I pace, fists clenched, a roll of muscle and tradition taut under my skin. Words echo through the chamber, resonant with authority yet tinged with restrained anger. "We stand at a precipice," I remind them. Each footstep, deliberate. "This path leads to fracturing Timberline's heart—once again jeopardizing everything."

Our history, heavy with reminders, doesn't sway Alana. She remains steadfast, analytical. I watch her eyes—the way theyabsorb the council's tension while parsing it into action rather than fear. Outsiders don't grasp the delicate fabric of Paragon; they pull at threads and strain to mend where mystery lies beneath.

Some elders' eyes dart between the holo-screens, uncertainty drawing creases deep into their brows. Do they see my resistance as strength or as denial? It's not simple defiance. It's protection—preservation—from a tradition laid long before us. Yet, within me, a silence questions the wisdom of unbroken patterns.

I press, tightening the air, caution met with a fierce resolve. The council hesitates, unable to discern if I aim to confront or concede. There’s no compromise between tradition and innovation. At the heart of Timberline’s survival, only inexorable truth pulses. Alana focuses deliberately on every probe, refusing to leave, and I find myself torn between upholding my duty and confronting the unknown.

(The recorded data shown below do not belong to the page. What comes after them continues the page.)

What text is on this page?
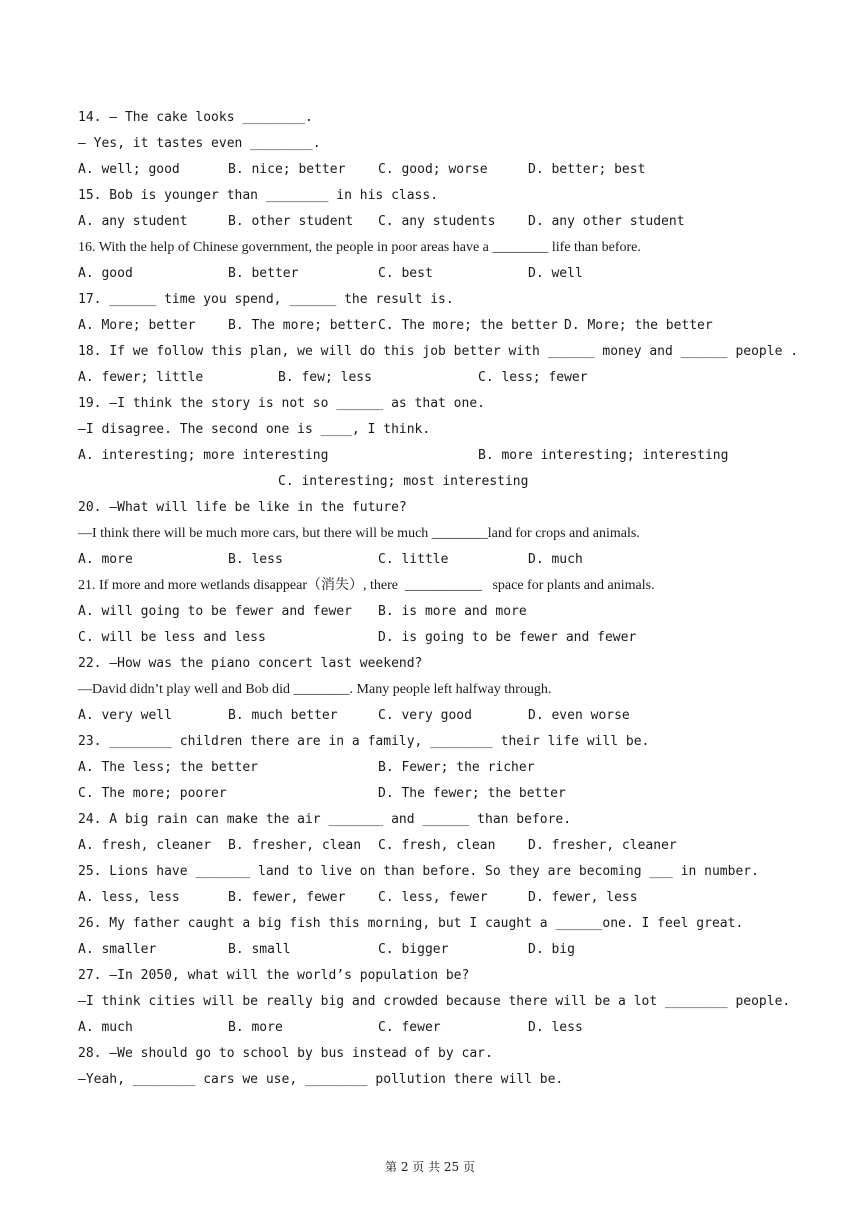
14. — The cake looks ________.
— Yes, it tastes even ________.
A. well; good	B. nice; better	C. good; worse	D. better; best
15. Bob is younger than ________ in his class.
A. any student	B. other student	C. any students	D. any other student
16. With the help of Chinese government, the people in poor areas have a ________ life than before.
A. good	B. better	C. best	D. well
17. ______ time you spend, ______ the result is.
A. More; better	B. The more; better C. The more; the better D. More; the better
18. If we follow this plan, we will do this job better with ______ money and ______ people .
A. fewer; little	B. few; less	C. less; fewer
19. —I think the story is not so ______ as that one.
—I disagree. The second one is ____, I think.
A. interesting; more interesting	B. more interesting; interesting
C. interesting; most interesting
20. —What will life be like in the future?
—I think there will be much more cars, but there will be much ________land for crops and animals.
A. more	B. less	C. little	D. much
21. If more and more wetlands disappear（消失）, there  ___________   space for plants and animals.
A. will going to be fewer and fewer	B. is more and more
C. will be less and less	D. is going to be fewer and fewer
22. —How was the piano concert last weekend?
—David didn’t play well and Bob did ________. Many people left halfway through.
A. very well	B. much better	C. very good	D. even worse
23. ________ children there are in a family, ________ their life will be.
A. The less; the better	B. Fewer; the richer
C. The more; poorer	D. The fewer; the better
24. A big rain can make the air _______ and ______ than before.
A. fresh, cleaner	B. fresher, clean	C. fresh, clean	D. fresher, cleaner
25. Lions have _______ land to live on than before. So they are becoming ___ in number.
A. less, less	B. fewer, fewer	C. less, fewer	D. fewer, less
26. My father caught a big fish this morning, but I caught a ______one. I feel great.
A. smaller	B. small	C. bigger	D. big
27. —In 2050, what will the world’s population be?
—I think cities will be really big and crowded because there will be a lot ________ people.
A. much	B. more	C. fewer	D. less
28. —We should go to school by bus instead of by car.
—Yeah, ________ cars we use, ________ pollution there will be.
第 2 页 共 25 页
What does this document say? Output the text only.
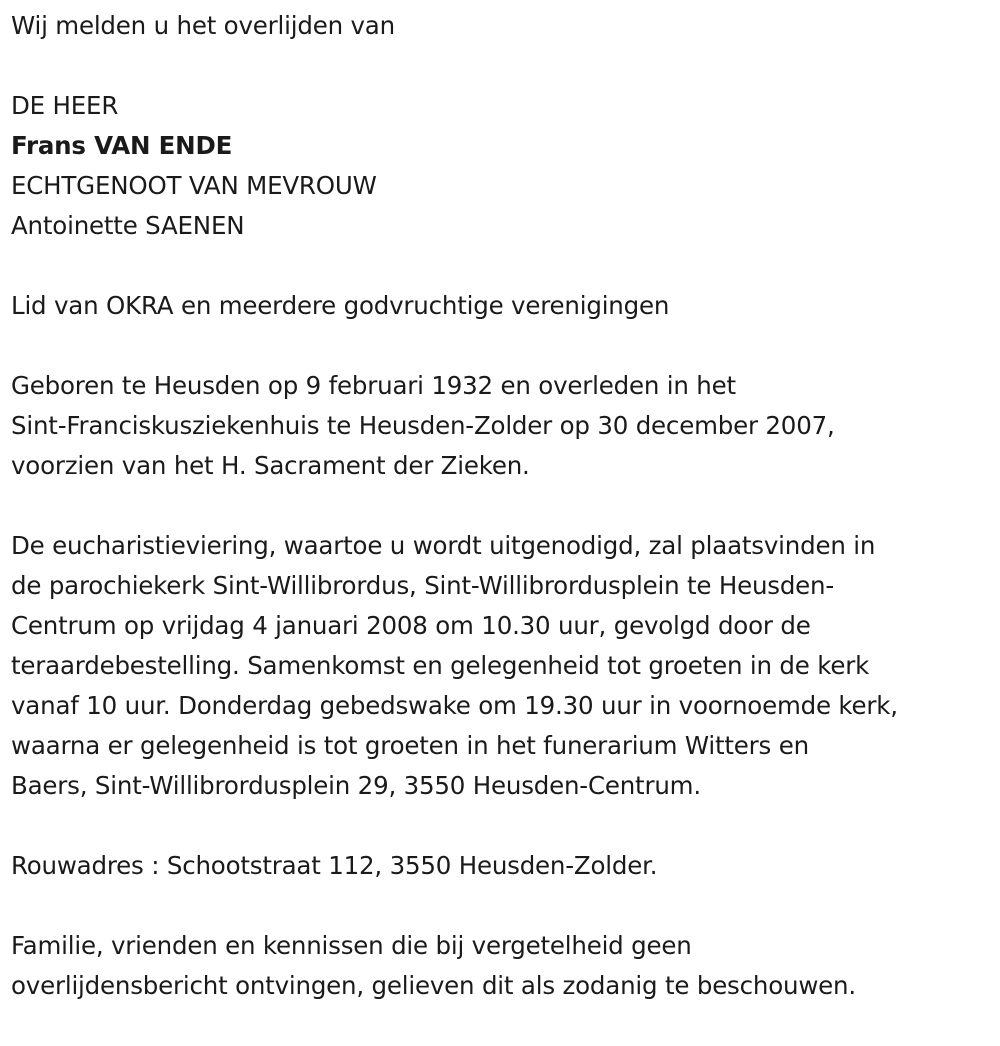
Wij melden u het overlijden van
DE HEER
Frans VAN ENDE
ECHTGENOOT VAN MEVROUW
Antoinette SAENEN
Lid van OKRA en meerdere godvruchtige verenigingen
Geboren te Heusden op 9 februari 1932 en overleden in het
Sint-Franciskusziekenhuis te Heusden-Zolder op 30 december 2007,
voorzien van het H. Sacrament der Zieken.
De eucharistieviering, waartoe u wordt uitgenodigd, zal plaatsvinden in
de parochiekerk Sint-Willibrordus, Sint-Willibrordusplein te Heusden-
Centrum op vrijdag 4 januari 2008 om 10.30 uur, gevolgd door de
teraardebestelling. Samenkomst en gelegenheid tot groeten in de kerk
vanaf 10 uur. Donderdag gebedswake om 19.30 uur in voornoemde kerk,
waarna er gelegenheid is tot groeten in het funerarium Witters en
Baers, Sint-Willibrordusplein 29, 3550 Heusden-Centrum.
Rouwadres : Schootstraat 112, 3550 Heusden-Zolder.
Familie, vrienden en kennissen die bij vergetelheid geen
overlijdensbericht ontvingen, gelieven dit als zodanig te beschouwen.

As Alana strides past the chamber, an unwelcome thrill races through me, a rogue wave of sensation. My heart drums against my ribs, muscles coil under my skin—innate, conflicting urges. Jalshagar instincts begin their insistent flare, sharpened by her presence, and a glow seeps into my vision, painting the room in shades of molten gold. Her passage triggers a pulse beyond mere alien intrusion; it's visceral, ingrained, and deeply unnerving.